REACH規則(EC No 1907/2006)は、主に製造業者またはそのEU代理人による物質の登録に関わるものだが、化粧品業界(完成品の製造業者、ブランド所有者、EUへの輸入業者)もこの法律のいくつかの条項を遵守しなければならない。
REACH規則とは?
EU委員会の説明によれば REACHは、化学物質の本質的な特性をより良く、より早く特定することで、人の健康と環境の保護を改善することを目的としている。 これはREACHの4つのプロセス、すなわち化学物質の登録、評価、認可、制限によって行われる。
「ノー・データ・ノー・マーケット」:REACH規則は、化学物質によるリスクを管理し、物質に関する安全情報を提供する責任を産業界に課している。 製造業者と輸入業者は、化学物質の安全な取り扱いを可能にする特性に関する情報を収集し、ヘルシンキにある欧州化学物質庁(ECHA)の中央データベースに登録することが義務付けられている。

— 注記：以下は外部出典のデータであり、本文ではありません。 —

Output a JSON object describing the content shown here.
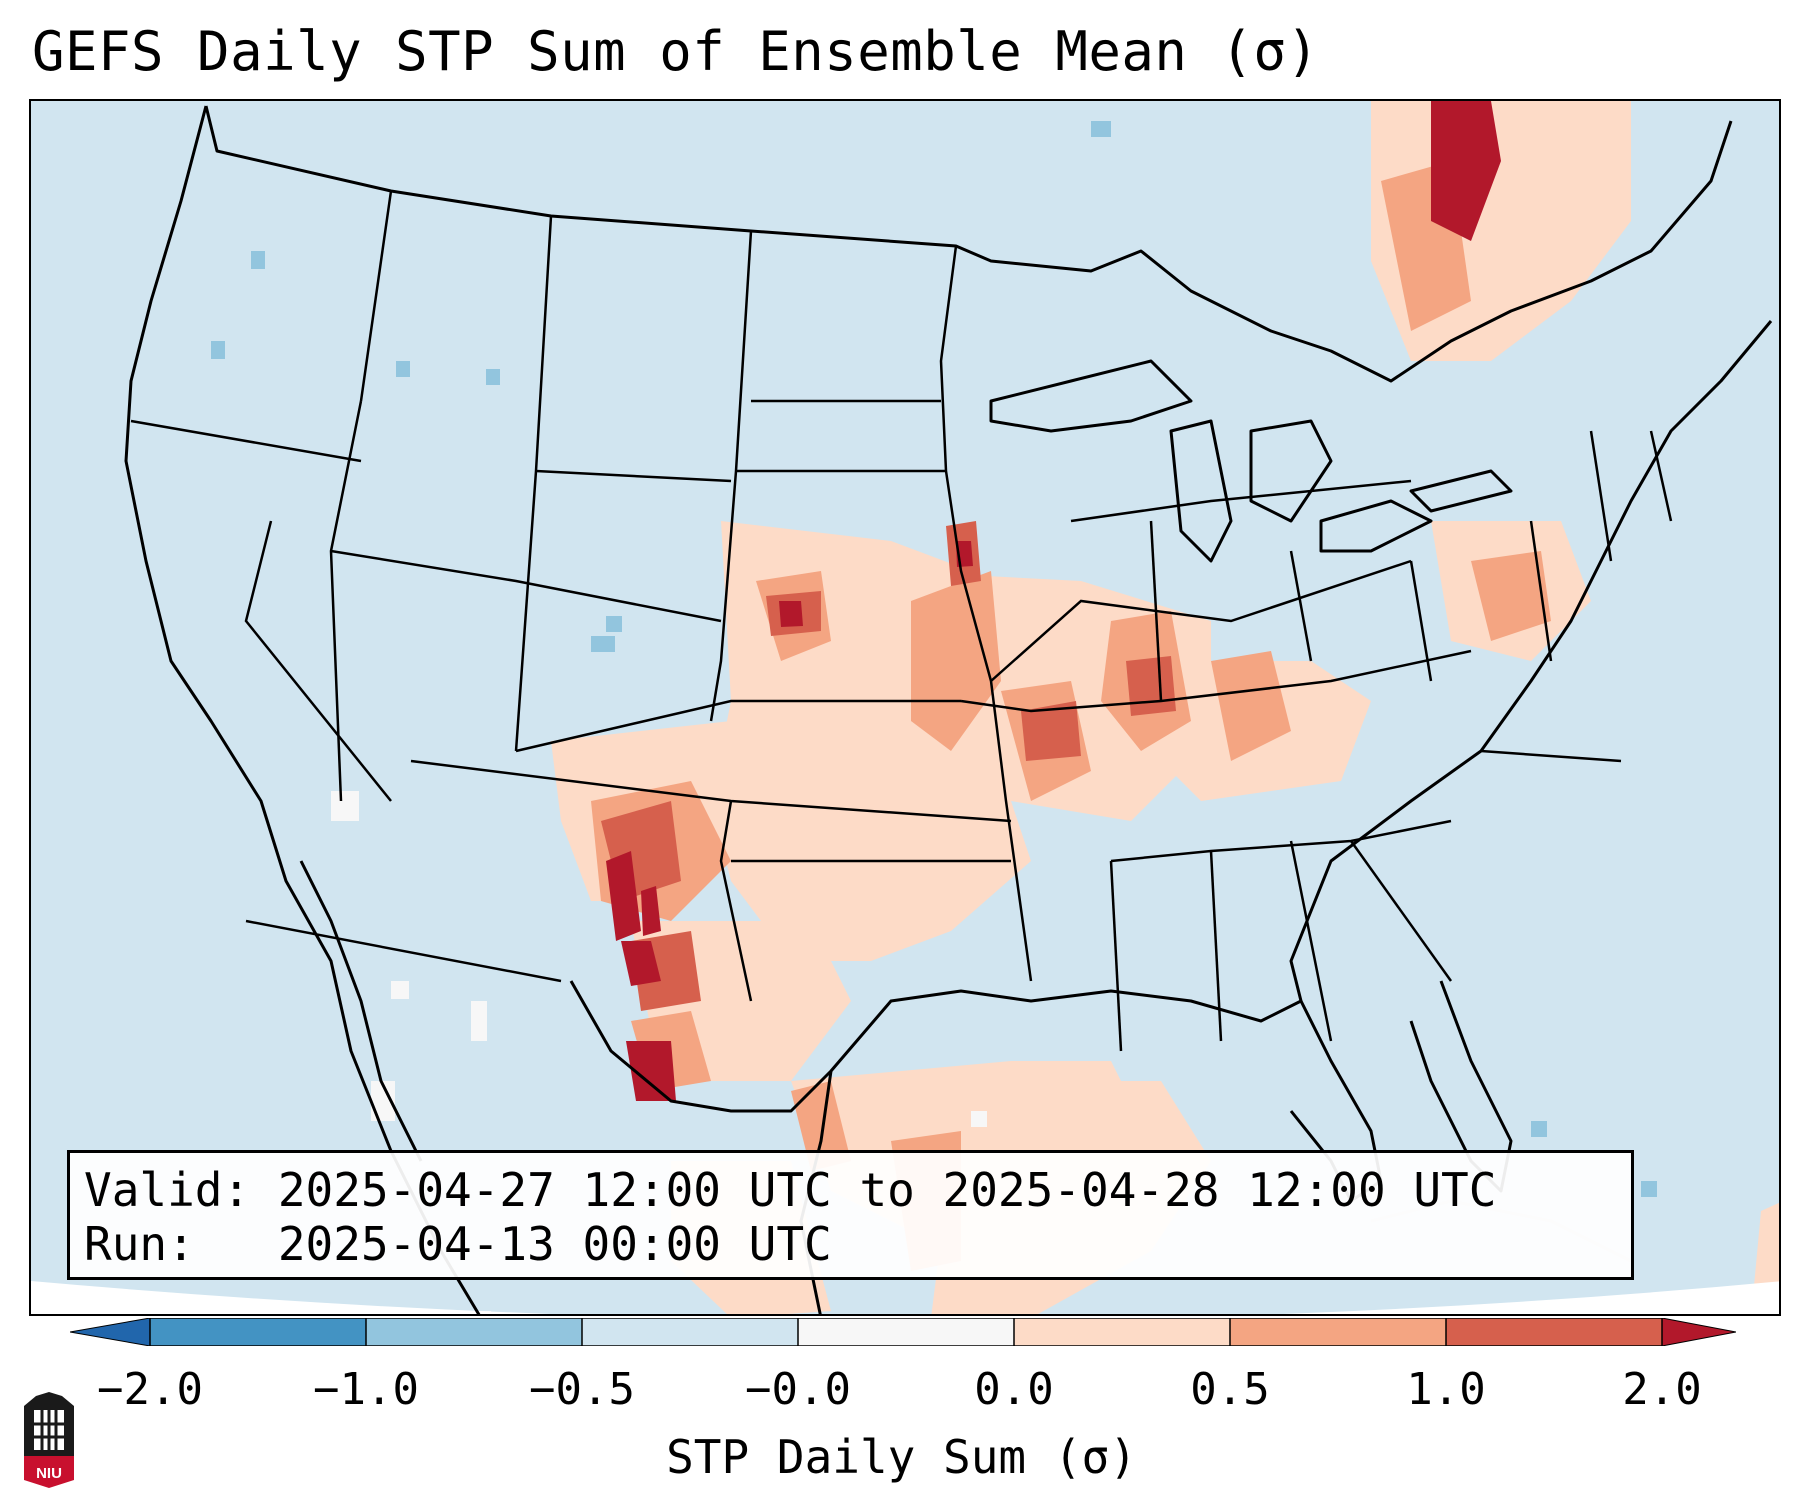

REACH規則が策定され、採択された主な理由のひとつは、欧州では多くの物質が長年にわたって、時には非常に多量に製造され、市場に出回っているにもかかわらず、それらが人の健康や環境に及ぼす危険性についての情報が不十分であるということであった。 産業界が物質の危険性とリスクを評価し、人間と環境を保護するためのリスク管理措置を特定し、実施できるようにするためには、これらの情報ギャップを埋める必要がある。
2007年に発効したREACHの規定は、11年かけて段階的に導入される。 2010年の第1段階は、年間1,000トン以上生産または輸入される物質を対象とした。 2013年の第2段階は、年間100トン以上の生産または輸入物質が対象となった。 最後に、2018年に予定されている最終段階では、10トン以上100トン未満、1トン以上10トン未満の物質の登録を目指す。 各トン数帯には固有の要件があり、使用量が多ければ多いほど、安全性に関するデータセットも大きくなる。 生産または輸入された1トン未満の物質は登録が免除される。 上記のトン数帯は、「法人」(EU域内にある場合はブランド所有者、そうでない場合は輸入者を意味する)ごとに表示されている。
ブランド・オーナーの法的義務とは?
物質製造者は、データを照合し、該当するトン数帯に関連する登録書類を作成し、ECHAのデータベースに登録する法的義務を負う。 物質メーカーにとって、物質登録の手続きは非常に高額になる可能性があり、ほとんどの場合、同じ物質を製造する他のメーカーと提携することで、コストと事務負担を軽減している。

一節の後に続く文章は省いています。